My bisexuality posed the first real test to my Jewish faith

My bisexuality posed the first real test to my Jewish faith

Abigail Kay
Abigail Kay

The first instalment of a new blog by Abigail Kay, a recent Study of Religions graduate with a passion for chocolate who is currently working in the charity sector. 

Blog One: It’s funny how some distance can make everything seem small…

Let me take you back five years, to when I was 18.  My mother is pretty healthy, cancer diagnosis aside. My long-term boyfriend and I are going strong, despite some ups and downs.

My repetitive strain injury is mostly under control with medication and physio, and I’m functioning normally without too much pain.  I’m relatively comfortable with my religiosity and my faith, a few gripes notwithstanding.

That was a different me back then.  Now I am 23. I have graduated from university and I’m fulfilling my dream of working in the charity sector.

However, my mother’s been gone two and a half years and I’m still inexpertly putting the pieces of my life back together.

The boyfriend and I broke up nearly three years ago.

My RSI is sometimes so painful that I’m incapable of basic tasks like brushing my teeth.  Claims that I was ‘only bicurious’ ceased when I proudly came out as bisexual last year.

I’ve been living with the black dog of depression for a year and a half.  And my religion has been a constant seesaw.

I reckon I’ve been through most of the typical tests of faith.  A number of unfortunate incidents while I was on my gap year in Israel made me question my previous acceptance of the role of women in Orthodox Judaism.

A few years later, though, my faith in the benevolence of God stood strong even as I watched my 54-year-old mother fade and die.  These experiences had the potential to shake my faith, but even when it wavered slightly, I always found that I couldn’t drop the practice side of Judaism.

I’m not sure whether that was because it was too habitual, a personal comfort, or an image that I felt I needed to maintain. Whatever it was, the faith always came back in the end.

The test of faith that I did not see coming was one as a result of my sexuality. 

I feel comfortable enough with my sexuality to be able to say that being bisexual is great: I can have a complete lack of concern for gender identity in potential romantic interests.

More importantly, though, discovering myself and coming out has made me so much more at peace with myself, and I can know that even as other things confuse me, at least one thing now makes much more sense. It gives me self-confidence, self-assurance, and happiness.

When I first came out, many people asked me how I reconciled that side of my life with my religious beliefs and commitments. I was very clear with them that I didn’t see any contradiction. A few very encouraging things I’d read and been told about non-heterosexuality and Orthodoxy had convinced me that I could be who I was and still be who I’d always been.

Over time, though, cracks began to appear in my commitment to Orthodoxy and my belief that there was a divine being out there somewhere. Things came to a head when I was watching the issue of same-sex marriage being debated on a Modern Orthodox forum a couple of months ago.

When I saw the way that discussions of non-heterosexual rights were simply descending into thinly veiled prejudice against non-heterosexual individuals, my eyes snapped open.

By the end of these discussions, I was beginning to wish I could just ‘be heterosexual again’, because my skin is not thick enough to deal with people lumping my attraction to women with other ‘immoral’ sexual activities – physical urges which are not wrong in themselves but which should be suppressed for the sake of religion.
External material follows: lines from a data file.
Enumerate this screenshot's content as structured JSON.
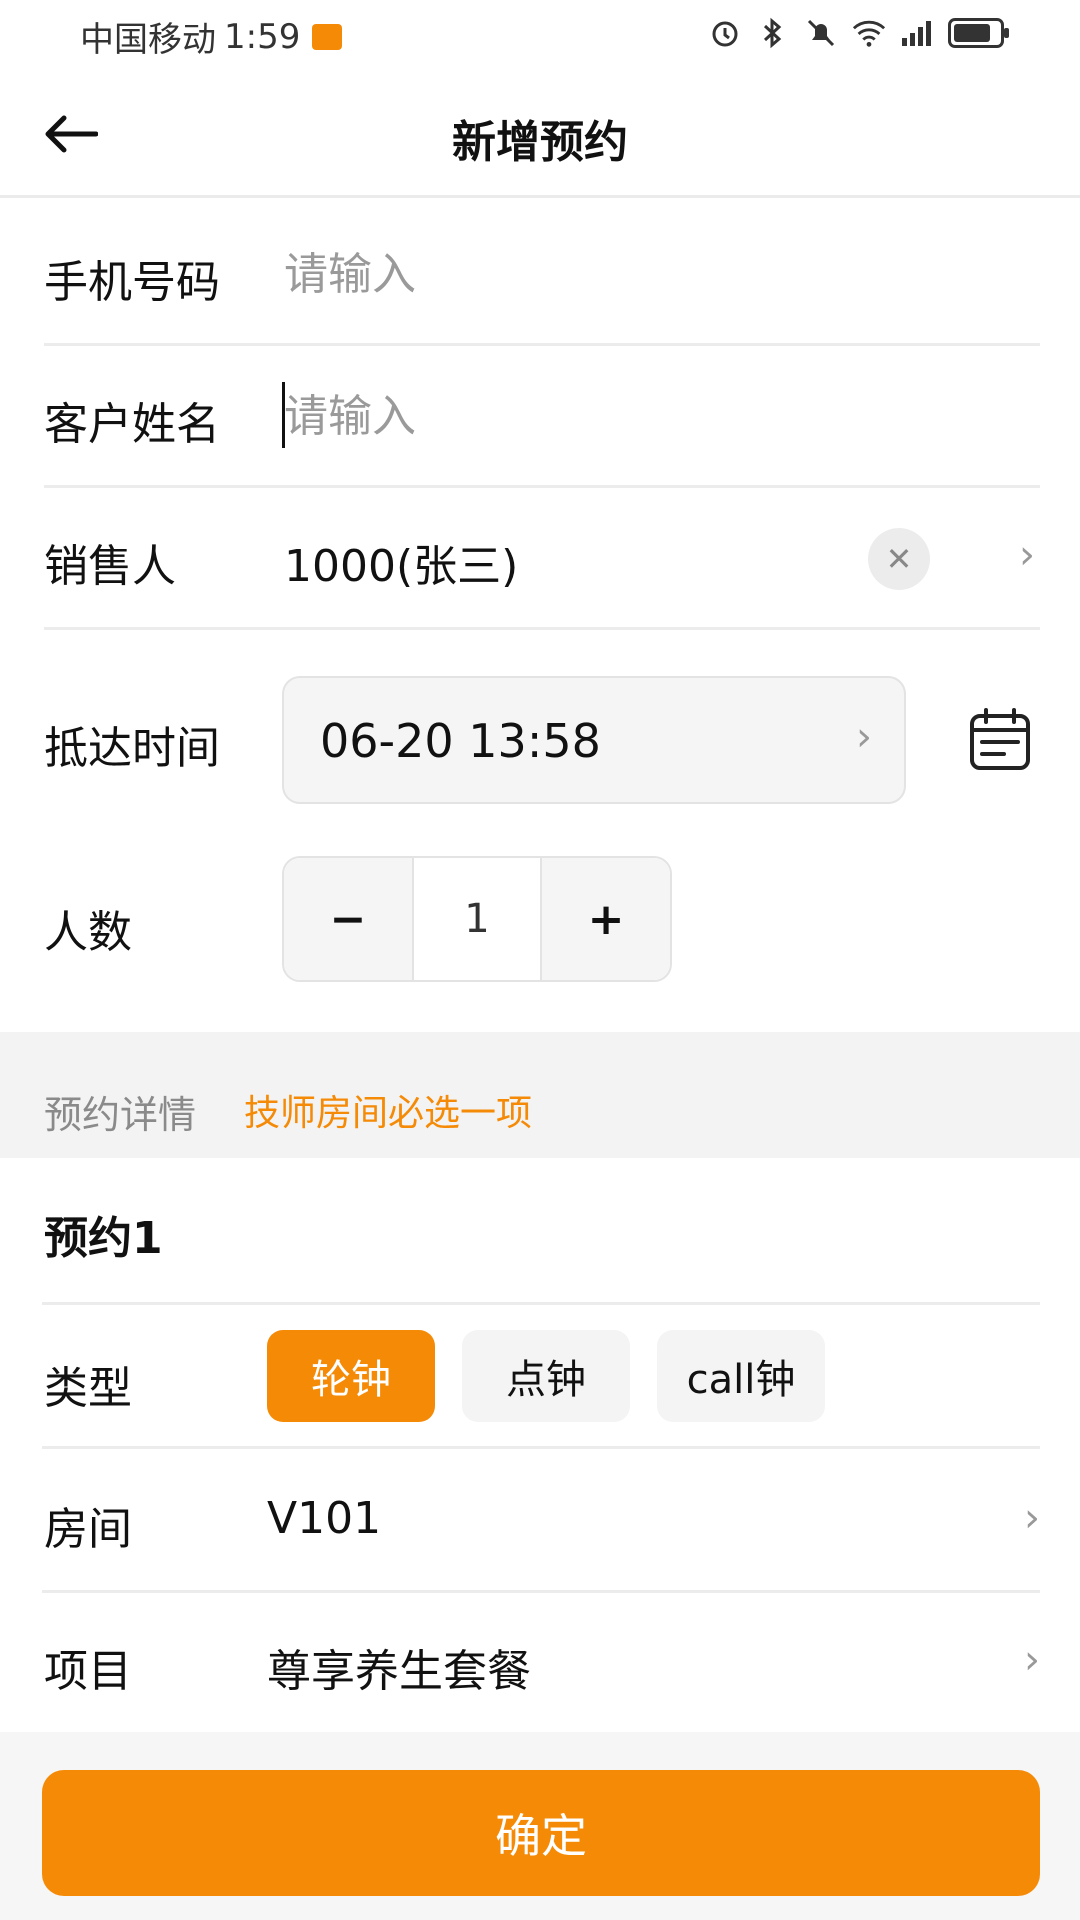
{
  "status_bar": {
    "carrier": "中国移动",
    "time": "1:59"
  },
  "header": {
    "title": "新增预约"
  },
  "form": {
    "phone": {
      "label": "手机号码",
      "placeholder": "请输入",
      "value": ""
    },
    "name": {
      "label": "客户姓名",
      "placeholder": "请输入",
      "value": ""
    },
    "salesperson": {
      "label": "销售人",
      "value": "1000(张三)"
    },
    "arrival": {
      "label": "抵达时间",
      "value": "06-20 13:58"
    },
    "guests": {
      "label": "人数",
      "value": "1",
      "minus": "−",
      "plus": "+"
    }
  },
  "section": {
    "title": "预约详情",
    "hint": "技师房间必选一项"
  },
  "booking": {
    "title": "预约1",
    "type": {
      "label": "类型",
      "options": [
        "轮钟",
        "点钟",
        "call钟"
      ],
      "selected": "轮钟"
    },
    "room": {
      "label": "房间",
      "value": "V101"
    },
    "item": {
      "label": "项目",
      "value": "尊享养生套餐"
    }
  },
  "footer": {
    "confirm": "确定"
  },
  "colors": {
    "accent": "#f58a07",
    "divider": "#ececec",
    "section_bg": "#f3f3f3"
  }
}
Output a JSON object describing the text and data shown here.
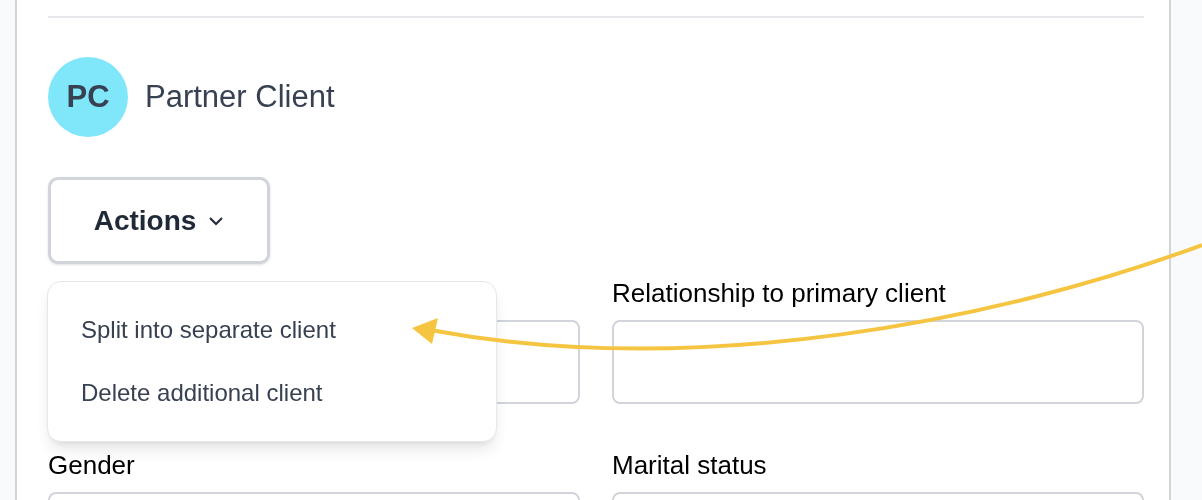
{
  "client": {
    "initials": "PC",
    "name": "Partner Client"
  },
  "actions": {
    "label": "Actions",
    "expanded": true,
    "menu": [
      {
        "label": "Split into separate client"
      },
      {
        "label": "Delete additional client"
      }
    ]
  },
  "form_rows": [
    {
      "right_label": "Relationship to primary client"
    },
    {
      "left_label": "Gender",
      "right_label": "Marital status"
    }
  ]
}
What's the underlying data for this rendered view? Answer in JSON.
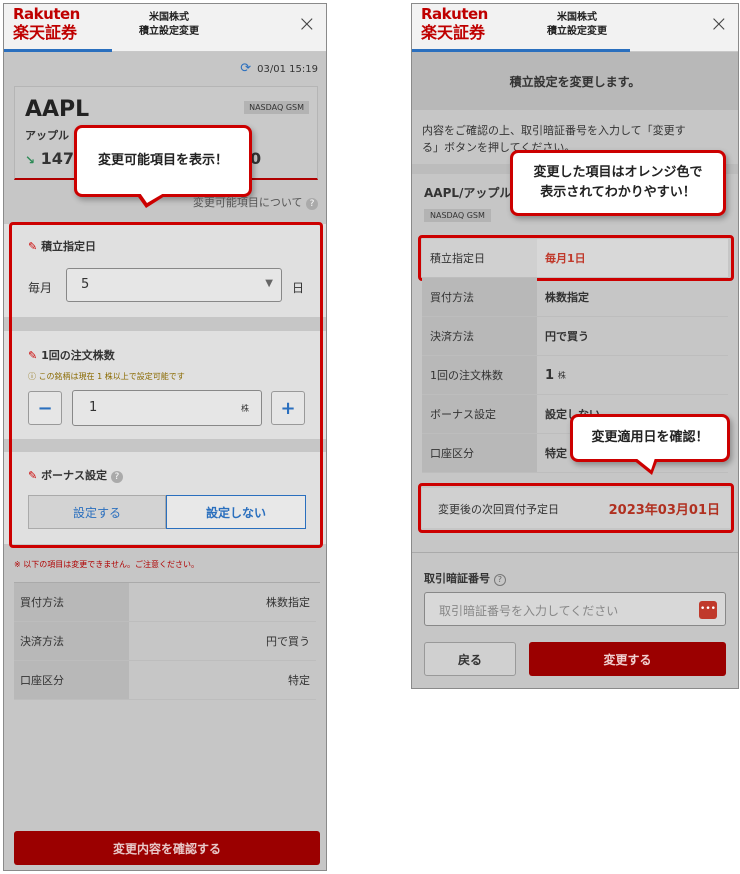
{
  "left": {
    "header": {
      "logo_en": "Rakuten",
      "logo_jp": "楽天証券",
      "title_line1": "米国株式",
      "title_line2": "積立設定変更",
      "close": "×"
    },
    "timestamp": "03/01 15:19",
    "stock": {
      "ticker": "AAPL",
      "exchange": "NASDAQ GSM",
      "name": "アップル",
      "price_partial": "147",
      "price_tail": "0"
    },
    "callout_editable": "変更可能項目を表示！",
    "editable_link": "変更可能項目について",
    "help": "?",
    "day": {
      "label": "積立指定日",
      "prefix": "毎月",
      "value": "5",
      "suffix": "日"
    },
    "shares": {
      "label": "1回の注文株数",
      "note": "この銘柄は現在 1 株以上で設定可能です",
      "value": "1",
      "unit": "株",
      "minus": "−",
      "plus": "+"
    },
    "bonus": {
      "label": "ボーナス設定",
      "opt_on": "設定する",
      "opt_off": "設定しない"
    },
    "warning": "※ 以下の項目は変更できません。ご注意ください。",
    "fixed_rows": [
      {
        "k": "買付方法",
        "v": "株数指定"
      },
      {
        "k": "決済方法",
        "v": "円で買う"
      },
      {
        "k": "口座区分",
        "v": "特定"
      }
    ],
    "confirm_button": "変更内容を確認する"
  },
  "right": {
    "header": {
      "logo_en": "Rakuten",
      "logo_jp": "楽天証券",
      "title_line1": "米国株式",
      "title_line2": "積立設定変更",
      "close": "×"
    },
    "banner": "積立設定を変更します。",
    "intro_line1": "内容をご確認の上、取引暗証番号を入力して「変更す",
    "intro_line2": "る」ボタンを押してください。",
    "callout_orange": "変更した項目はオレンジ色で\n表示されてわかりやすい！",
    "stock_name": "AAPL/アップル",
    "exchange": "NASDAQ GSM",
    "rows": [
      {
        "k": "積立指定日",
        "v": "毎月1日"
      },
      {
        "k": "買付方法",
        "v": "株数指定"
      },
      {
        "k": "決済方法",
        "v": "円で買う"
      },
      {
        "k": "1回の注文株数",
        "v": "1",
        "unit": "株"
      },
      {
        "k": "ボーナス設定",
        "v": "設定しない"
      },
      {
        "k": "口座区分",
        "v": "特定"
      }
    ],
    "callout_date": "変更適用日を確認！",
    "next_date_label": "変更後の次回買付予定日",
    "next_date_value": "2023年03月01日",
    "pin_label": "取引暗証番号",
    "pin_placeholder": "取引暗証番号を入力してください",
    "back_button": "戻る",
    "submit_button": "変更する"
  },
  "colors": {
    "brand": "#bf0000",
    "highlight_red": "#cc0000",
    "orange_text": "#c0392b",
    "link_blue": "#2a6fbe"
  }
}
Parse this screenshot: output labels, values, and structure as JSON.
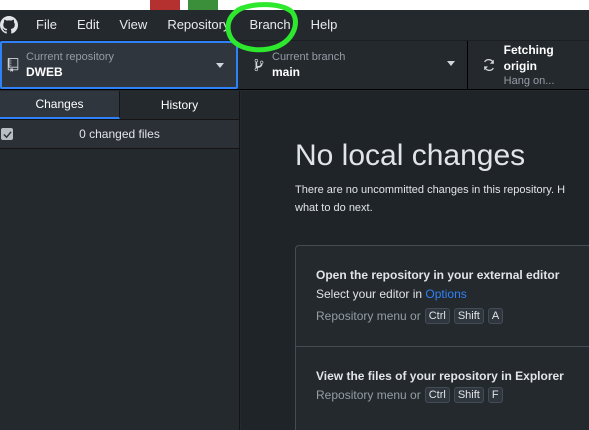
{
  "menu": {
    "items": [
      "File",
      "Edit",
      "View",
      "Repository",
      "Branch",
      "Help"
    ]
  },
  "toolbar": {
    "repo_label": "Current repository",
    "repo_value": "DWEB",
    "branch_label": "Current branch",
    "branch_value": "main",
    "fetch_label": "Fetching origin",
    "fetch_sub": "Hang on..."
  },
  "sidebar": {
    "tabs": [
      "Changes",
      "History"
    ],
    "changed_files": "0 changed files"
  },
  "main": {
    "title": "No local changes",
    "subtitle_line1": "There are no uncommitted changes in this repository. H",
    "subtitle_line2": "what to do next.",
    "card1": {
      "title": "Open the repository in your external editor",
      "line_prefix": "Select your editor in",
      "link": "Options",
      "hint": "Repository menu or",
      "keys": [
        "Ctrl",
        "Shift",
        "A"
      ]
    },
    "card2": {
      "title": "View the files of your repository in Explorer",
      "hint": "Repository menu or",
      "keys": [
        "Ctrl",
        "Shift",
        "F"
      ]
    }
  },
  "colors": {
    "accent": "#2f81f7",
    "annotation": "#2ee82e",
    "background": "#24292e"
  },
  "icons": {
    "logo": "github-logo-icon",
    "repo": "repository-icon",
    "branch": "git-branch-icon",
    "fetch": "sync-icon"
  }
}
And that made me realise that, frankly, if it was going to come down to a choice between expressing my true sexuality, a piece of self-knowledge which has made me so much more at ease with myself, and following my religion, which I can’t remember ever making me feel genuinely happy in and of itself, there is no contest.

Incidentally, I recently put this to the test when I decided to attend Pride in London even though it fell on Shabbat, and by the end of the day, I was indescribably glad that I had chosen to celebrate my sexuality with as much energy as I had previously celebrated my faith, but that’s another story for another day.

Abigail at this year's London Pride
Abigail at this year’s London Pride

The song Let It Go from the Disney film Frozen has become a bit of a phenomenon; I’m tempted even to call it an anthem.

The sentiments the lyrics express can be used in an almost limitless range of situations, because what it champions is the idea that it is possible to break free from the restrictive bonds you’ve formerly been held back by, and that when that happens, you can reinvent yourself to be the person you’ve always wanted or needed to be – or felt that you already were.

Breaking away from controlling parents or an abusive childhood (as is the case in the film). Slowly making your way out of the personal shackles of a mental illness. Accepting your sexuality and coming out. Or maybe leaving behind a religious tradition that suffused every aspect of life while you were growing up but is no longer the positive inspiration it could be?

Where will I be in five years’ time? I have a long journey ahead of me, and I don’t know where it will lead.

Maybe back to Judaism and Jewish faith. Maybe to another religion. Maybe away from religion entirely. Whatever happens, though, I’m going to try to bear the ideas behind Let It Go in mind.

Ultimately, I need to strive for whatever will make me the most emotionally and mentally healthy individual I can be, and if that means that perhaps Judaism is not conducive to that for me, it is OK to ‘let it go’.